They Barter and Trade to Survive. How Will They Vote?
The New York Times
Many rural Americans engage in cashless barter systems to get food and firewood for heating and cooking. They value self-sufficiency, making them wary of government intervention.
When Miki Shiverick needs firewood to heat her home, or help clearing the rusted appliances and vehicles from her property, she doesn’t go to a store or pay for services. Instead, she trades for it.
For instance, preparing her land in Bergholz, Ohio for livestock over the last four years required hauling away piles of salvage, old tools and antiques from the rundown property she bought from the family of an old tinker. The place, with its barn house and five outbuildings, resembled a 12-acre junkyard.
Ms. Shiverick, 56, found local scrappers willing to keep the profits from selling the rusted cars, campers, tractor parts, buried gas tanks and aluminum ingots at the local scrap yard. She also found woodsmen willing to clear trees for her in exchange for most of the wood.

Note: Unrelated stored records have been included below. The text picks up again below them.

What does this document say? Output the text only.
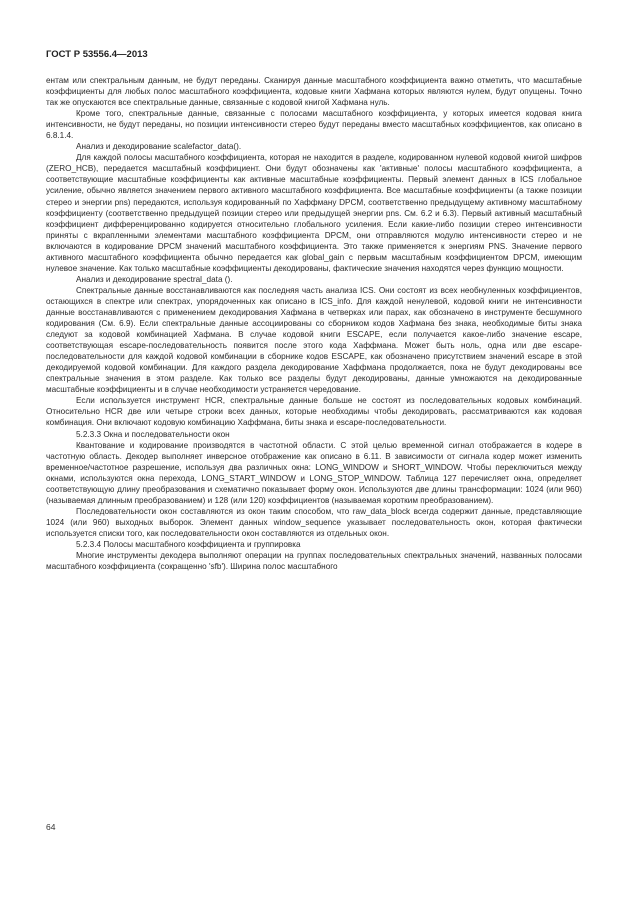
ГОСТ Р 53556.4—2013

ентам или спектральным данным, не будут переданы. Сканируя данные масштабного коэффициента важно отметить, что масштабные коэффициенты для любых полос масштабного коэффициента, кодовые книги Хафмана которых являются нулем, будут опущены. Точно так же опускаются все спектральные данные, связанные с кодовой книгой Хафмана нуль.

Кроме того, спектральные данные, связанные с полосами масштабного коэффициента, у которых имеется кодовая книга интенсивности, не будут переданы, но позиции интенсивности стерео будут переданы вместо масштабных коэффициентов, как описано в 6.8.1.4.

Анализ и декодирование scalefactor_data().

Для каждой полосы масштабного коэффициента, которая не находится в разделе, кодированном нулевой кодовой книгой шифров (ZERO_HCB), передается масштабный коэффициент. Они будут обозначены как 'активные' полосы масштабного коэффициента, а соответствующие масштабные коэффициенты как активные масштабные коэффициенты. Первый элемент данных в ICS глобальное усиление, обычно является значением первого активного масштабного коэффициента. Все масштабные коэффициенты (а также позиции стерео и энергии pns) передаются, используя кодированный по Хаффману DPCM, соответственно предыдущему активному масштабному коэффициенту (соответственно предыдущей позиции стерео или предыдущей энергии pns. См. 6.2 и 6.3). Первый активный масштабный коэффициент дифференцированно кодируется относительно глобального усиления. Если какие-либо позиции стерео интенсивности приняты с вкрапленными элементами масштабного коэффициента DPCM, они отправляются модулю интенсивности стерео и не включаются в кодирование DPCM значений масштабного коэффициента. Это также применяется к энергиям PNS. Значение первого активного масштабного коэффициента обычно передается как global_gain с первым масштабным коэффициентом DPCM, имеющим нулевое значение. Как только масштабные коэффициенты декодированы, фактические значения находятся через функцию мощности.

Анализ и декодирование spectral_data ().

Спектральные данные восстанавливаются как последняя часть анализа ICS. Они состоят из всех необнуленных коэффициентов, остающихся в спектре или спектрах, упорядоченных как описано в ICS_info. Для каждой ненулевой, кодовой книги не интенсивности данные восстанавливаются с применением декодирования Хафмана в четверках или парах, как обозначено в инструменте бесшумного кодирования (См. 6.9). Если спектральные данные ассоциированы со сборником кодов Хафмана без знака, необходимые биты знака следуют за кодовой комбинацией Хафмана. В случае кодовой книги ESCAPE, если получается какое-либо значение escape, соответствующая escape-последовательность появится после этого кода Хаффмана. Может быть ноль, одна или две escape-последовательности для каждой кодовой комбинации в сборнике кодов ESCAPE, как обозначено присутствием значений escape в этой декодируемой кодовой комбинации. Для каждого раздела декодирование Хаффмана продолжается, пока не будут декодированы все спектральные значения в этом разделе. Как только все разделы будут декодированы, данные умножаются на декодированные масштабные коэффициенты и в случае необходимости устраняется чередование.

Если используется инструмент HCR, спектральные данные больше не состоят из последовательных кодовых комбинаций. Относительно HCR две или четыре строки всех данных, которые необходимы чтобы декодировать, рассматриваются как кодовая комбинация. Они включают кодовую комбинацию Хаффмана, биты знака и escape-последовательности.

5.2.3.3 Окна и последовательности окон

Квантование и кодирование производятся в частотной области. С этой целью временной сигнал отображается в кодере в частотную область. Декодер выполняет инверсное отображение как описано в 6.11. В зависимости от сигнала кодер может изменить временное/частотное разрешение, используя два различных окна: LONG_WINDOW и SHORT_WINDOW. Чтобы переключиться между окнами, используются окна перехода, LONG_START_WINDOW и LONG_STOP_WINDOW. Таблица 127 перечисляет окна, определяет соответствующую длину преобразования и схематично показывает форму окон. Используются две длины трансформации: 1024 (или 960) (называемая длинным преобразованием) и 128 (или 120) коэффициентов (называемая коротким преобразованием).

Последовательности окон составляются из окон таким способом, что raw_data_block всегда содержит данные, представляющие 1024 (или 960) выходных выборок. Элемент данных window_sequence указывает последовательность окон, которая фактически используется списки того, как последовательности окон составляются из отдельных окон.

5.2.3.4 Полосы масштабного коэффициента и группировка

Многие инструменты декодера выполняют операции на группах последовательных спектральных значений, названных полосами масштабного коэффициента (сокращенно 'sfb'). Ширина полос масштабного

64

On this newly blank canvas, she dreams of creating a clean, natural retreat for her family with gardens that support wildlife and livestock, which she raises to promote food self-sufficiency and land stewardship.
Bergholz is a rural town with a population of fewer than 600. For centuries, rural communities like Bergholz have operated in cashless barter systems built on mutual trust and neighborly relationships — a culture of self-sufficiency that has also shaped political views toward a kind of bootstrap conservatism.
“People around here don’t do welfare, it’s not who we are,” Ms. Shiverick said.